IPL Is Not Just Cricket Anymore. It’s a Spending Festival.

Every IPL season, millions of Indians prepare for cricket.
But quietly…
our wallets prepare for impact.
Food orders increase.
Subscriptions increase.
Online shopping increases.
Screen time increases.
And honestly…
IPL may now be one of India’s biggest “emotional spending” seasons.
Recent reports show massive spikes in food ordering during IPL matches, with burgers overtaking biryani as the most ordered item this season. One user reportedly placed 34 separate orders during the tournament.
Because somewhere between:
“Last over thriller”
and
“Bro order something…”
financial discipline quietly leaves the chat.
And this is what makes modern spending dangerous.

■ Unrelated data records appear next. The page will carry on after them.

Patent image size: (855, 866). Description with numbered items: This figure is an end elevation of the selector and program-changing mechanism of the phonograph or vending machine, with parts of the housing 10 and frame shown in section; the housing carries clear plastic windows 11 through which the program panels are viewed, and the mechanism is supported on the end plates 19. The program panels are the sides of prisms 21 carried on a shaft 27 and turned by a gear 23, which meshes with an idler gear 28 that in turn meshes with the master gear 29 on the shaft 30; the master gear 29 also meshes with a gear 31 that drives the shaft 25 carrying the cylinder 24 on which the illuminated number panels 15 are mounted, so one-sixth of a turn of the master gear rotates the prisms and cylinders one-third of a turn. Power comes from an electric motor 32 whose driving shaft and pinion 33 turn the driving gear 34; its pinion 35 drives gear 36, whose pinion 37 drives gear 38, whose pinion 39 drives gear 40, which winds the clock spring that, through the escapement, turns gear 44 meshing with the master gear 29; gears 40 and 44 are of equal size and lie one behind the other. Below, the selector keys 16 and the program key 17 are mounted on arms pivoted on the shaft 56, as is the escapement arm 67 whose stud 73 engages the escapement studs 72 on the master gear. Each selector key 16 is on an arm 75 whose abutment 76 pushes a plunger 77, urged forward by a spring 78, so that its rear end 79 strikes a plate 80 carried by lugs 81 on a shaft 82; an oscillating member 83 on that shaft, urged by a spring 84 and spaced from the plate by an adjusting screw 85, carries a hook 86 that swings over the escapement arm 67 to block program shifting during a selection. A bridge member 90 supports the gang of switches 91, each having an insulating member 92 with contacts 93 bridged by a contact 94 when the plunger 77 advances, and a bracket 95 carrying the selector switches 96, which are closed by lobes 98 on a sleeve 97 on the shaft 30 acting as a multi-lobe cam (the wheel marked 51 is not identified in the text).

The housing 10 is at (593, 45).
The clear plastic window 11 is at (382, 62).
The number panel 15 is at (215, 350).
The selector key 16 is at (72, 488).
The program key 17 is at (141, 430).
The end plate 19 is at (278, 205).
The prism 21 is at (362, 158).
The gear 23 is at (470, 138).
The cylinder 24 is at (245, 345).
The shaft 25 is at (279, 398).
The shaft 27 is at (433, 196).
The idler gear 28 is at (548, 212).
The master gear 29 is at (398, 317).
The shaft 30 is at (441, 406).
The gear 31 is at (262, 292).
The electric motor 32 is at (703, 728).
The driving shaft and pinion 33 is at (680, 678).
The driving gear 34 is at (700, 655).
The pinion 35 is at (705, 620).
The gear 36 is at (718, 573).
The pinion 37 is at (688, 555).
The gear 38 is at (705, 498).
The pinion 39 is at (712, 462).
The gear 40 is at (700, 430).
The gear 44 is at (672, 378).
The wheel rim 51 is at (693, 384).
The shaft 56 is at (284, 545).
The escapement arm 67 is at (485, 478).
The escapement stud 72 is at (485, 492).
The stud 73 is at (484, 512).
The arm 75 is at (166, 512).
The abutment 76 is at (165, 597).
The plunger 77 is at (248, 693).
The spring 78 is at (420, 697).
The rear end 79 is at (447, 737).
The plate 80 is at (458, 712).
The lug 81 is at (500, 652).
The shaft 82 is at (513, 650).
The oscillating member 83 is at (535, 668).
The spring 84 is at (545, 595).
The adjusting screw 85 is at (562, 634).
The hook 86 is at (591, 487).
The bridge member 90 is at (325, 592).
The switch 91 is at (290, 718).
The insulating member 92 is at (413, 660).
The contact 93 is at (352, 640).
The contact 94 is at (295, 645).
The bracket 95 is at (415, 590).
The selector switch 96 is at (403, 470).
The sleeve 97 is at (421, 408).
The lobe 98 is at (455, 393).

It no longer feels like spending.
It feels like:
- entertainment
- convenience
- reward
- participation
One food order feels harmless.
One subscription feels affordable.
One “limited-time offer” feels justified.
But repeated emotionally over weeks…
small spending becomes silent financial leakage.
The scary part is:
most people don’t even notice it happening.

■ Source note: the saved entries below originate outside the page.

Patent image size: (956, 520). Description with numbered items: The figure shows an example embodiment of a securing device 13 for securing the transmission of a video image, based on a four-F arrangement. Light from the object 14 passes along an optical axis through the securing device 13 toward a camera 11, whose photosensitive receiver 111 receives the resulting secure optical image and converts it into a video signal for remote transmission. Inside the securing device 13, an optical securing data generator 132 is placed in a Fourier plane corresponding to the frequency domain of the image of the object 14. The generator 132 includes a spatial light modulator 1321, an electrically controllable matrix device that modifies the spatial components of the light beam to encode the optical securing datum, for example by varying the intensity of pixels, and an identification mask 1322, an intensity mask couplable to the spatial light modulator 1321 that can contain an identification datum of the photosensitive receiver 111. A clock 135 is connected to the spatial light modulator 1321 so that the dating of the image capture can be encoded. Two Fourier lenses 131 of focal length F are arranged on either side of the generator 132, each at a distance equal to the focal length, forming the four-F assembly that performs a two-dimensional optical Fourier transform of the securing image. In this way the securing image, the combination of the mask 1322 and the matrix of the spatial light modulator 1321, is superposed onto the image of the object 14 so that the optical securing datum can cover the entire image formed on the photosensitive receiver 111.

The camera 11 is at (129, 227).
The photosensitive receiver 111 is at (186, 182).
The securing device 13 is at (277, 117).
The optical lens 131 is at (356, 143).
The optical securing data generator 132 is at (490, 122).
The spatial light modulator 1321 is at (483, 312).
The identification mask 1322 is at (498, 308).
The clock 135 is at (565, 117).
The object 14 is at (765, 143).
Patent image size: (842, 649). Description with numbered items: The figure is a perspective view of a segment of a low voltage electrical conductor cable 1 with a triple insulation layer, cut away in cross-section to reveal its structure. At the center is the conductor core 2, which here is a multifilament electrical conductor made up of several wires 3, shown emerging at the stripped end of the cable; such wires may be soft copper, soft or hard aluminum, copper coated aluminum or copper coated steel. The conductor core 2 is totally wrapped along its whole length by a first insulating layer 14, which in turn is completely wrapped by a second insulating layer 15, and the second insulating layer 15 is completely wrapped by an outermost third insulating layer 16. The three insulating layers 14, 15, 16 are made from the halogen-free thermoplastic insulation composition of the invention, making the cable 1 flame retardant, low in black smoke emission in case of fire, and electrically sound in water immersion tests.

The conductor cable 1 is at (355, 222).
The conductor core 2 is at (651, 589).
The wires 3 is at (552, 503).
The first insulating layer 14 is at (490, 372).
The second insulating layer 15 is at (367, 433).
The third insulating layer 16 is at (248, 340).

Because digital payments have made spending frictionless.
There’s no physical cash leaving our hands anymore.
Just:
- one tap
- one swipe
- one UPI sound
And psychologically, that changes behavior.

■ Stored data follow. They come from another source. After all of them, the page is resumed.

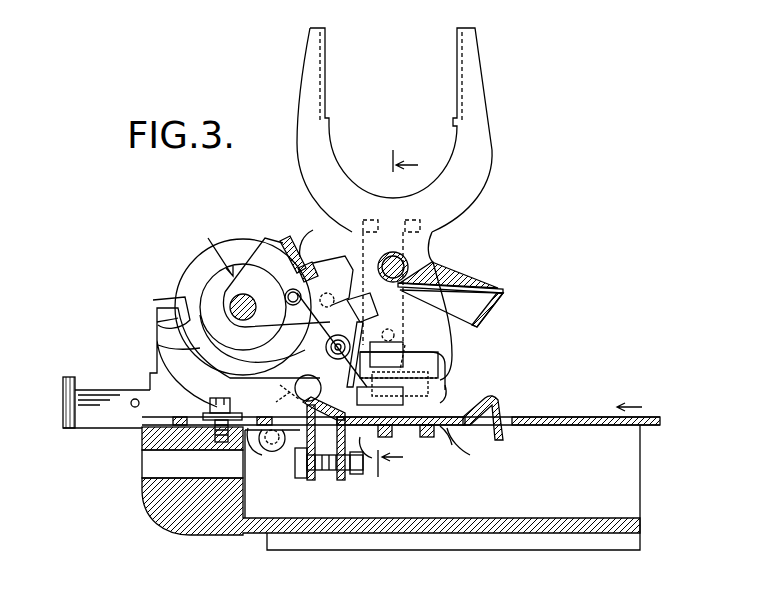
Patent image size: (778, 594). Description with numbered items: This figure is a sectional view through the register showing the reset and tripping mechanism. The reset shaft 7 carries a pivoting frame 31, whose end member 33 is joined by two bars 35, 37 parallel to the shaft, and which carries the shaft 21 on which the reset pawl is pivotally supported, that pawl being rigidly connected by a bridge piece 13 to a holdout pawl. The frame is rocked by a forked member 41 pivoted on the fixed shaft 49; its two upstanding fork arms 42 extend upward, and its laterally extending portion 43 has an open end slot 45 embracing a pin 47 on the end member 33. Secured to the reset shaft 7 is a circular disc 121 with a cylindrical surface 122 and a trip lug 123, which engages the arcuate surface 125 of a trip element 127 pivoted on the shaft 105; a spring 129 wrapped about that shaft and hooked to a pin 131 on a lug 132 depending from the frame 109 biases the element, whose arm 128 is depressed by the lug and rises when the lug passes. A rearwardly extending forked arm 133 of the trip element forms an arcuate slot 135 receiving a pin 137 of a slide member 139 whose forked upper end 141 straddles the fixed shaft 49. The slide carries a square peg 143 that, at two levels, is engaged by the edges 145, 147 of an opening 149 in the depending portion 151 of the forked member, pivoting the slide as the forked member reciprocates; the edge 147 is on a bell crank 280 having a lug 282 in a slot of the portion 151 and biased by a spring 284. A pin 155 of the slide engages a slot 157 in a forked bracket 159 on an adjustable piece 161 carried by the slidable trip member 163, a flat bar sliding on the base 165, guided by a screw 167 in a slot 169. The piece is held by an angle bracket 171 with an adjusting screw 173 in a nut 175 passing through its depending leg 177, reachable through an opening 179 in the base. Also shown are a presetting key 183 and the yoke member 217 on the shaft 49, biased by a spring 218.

The reset shaft 7 is at (230, 308).
The bridge piece 13 is at (313, 226).
The shaft 21 is at (350, 290).
The frame 31 is at (216, 248).
The end member 33 is at (252, 258).
The bar 35 is at (338, 262).
The bar 37 is at (293, 250).
The forked member 41 is at (346, 185).
The fork arm 42 is at (440, 65).
The laterally extending portion 43 is at (312, 262).
The open end slot 45 is at (285, 300).
The pin 47 is at (323, 318).
The fixed shaft 49 is at (406, 263).
The shaft 105 is at (308, 378).
The frame 109 is at (150, 421).
The circular disc 121 is at (210, 272).
The cylindrical surface 122 is at (160, 347).
The trip lug 123 is at (180, 300).
The arcuate surface 125 is at (157, 322).
The trip element 127 is at (235, 365).
The arm 128 is at (185, 385).
The spring 129 is at (277, 388).
The pin 131 is at (272, 450).
The lug 132 is at (280, 452).
The forked arm 133 is at (452, 430).
The arcuate slot 135 is at (437, 381).
The pin 137 is at (440, 400).
The slide member 139 is at (424, 338).
The upper end 141 is at (430, 235).
The square peg 143 is at (407, 340).
The edge 145 is at (470, 372).
The edge 147 is at (388, 340).
The opening 149 is at (437, 352).
The depending portion 151 is at (440, 365).
The pin 155 is at (395, 435).
The slot 157 is at (430, 440).
The forked bracket 159 is at (372, 460).
The piece 161 is at (475, 432).
The slidable trip member 163 is at (558, 415).
The base 165 is at (165, 512).
The screw 167 is at (222, 442).
The slot 169 is at (212, 420).
The angle bracket 171 is at (450, 460).
The adjusting screw 173 is at (330, 470).
The nut 175 is at (356, 474).
The depending leg 177 is at (315, 445).
The opening 179 is at (142, 463).
The key 183 is at (66, 408).
The yoke member 217 is at (470, 290).
The spring 218 is at (495, 300).
The bell crank 280 is at (330, 293).
The lug 282 is at (383, 312).
The spring 284 is at (285, 348).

IPL has also become one of the biggest digital advertising ecosystems in India, with brands aggressively competing for attention across streaming, AI sponsorships, food delivery, and e-commerce.
Which means during IPL season…
we are not just watching cricket.
We are constantly being encouraged to:
- order
- upgrade
- consume
- spend
And honestly…
that’s not necessarily wrong.
The problem begins when entertainment spending becomes emotionally automatic.
Because financial stress rarely comes from one massive purchase.
It usually comes from:
small emotional decisions repeated consistently.
That extra food order.
That unnecessary subscription.
That “match-time offer.”
That impulsive online cart.
Individually harmless.
Collectively expensive.
Maybe the real financial skill today is not avoiding spending completely.
Maybe it’s simply becoming aware of:
when we are spending intentionally…
and when we are spending emotionally.
Because in today’s digital world…
attention is being monetized constantly.
And sometimes…
our wallets are reacting faster than our brains.
Final Thought
Some people watch IPL.
Some people financially participate in it without realizing it.
And there’s a very expensive difference between the two.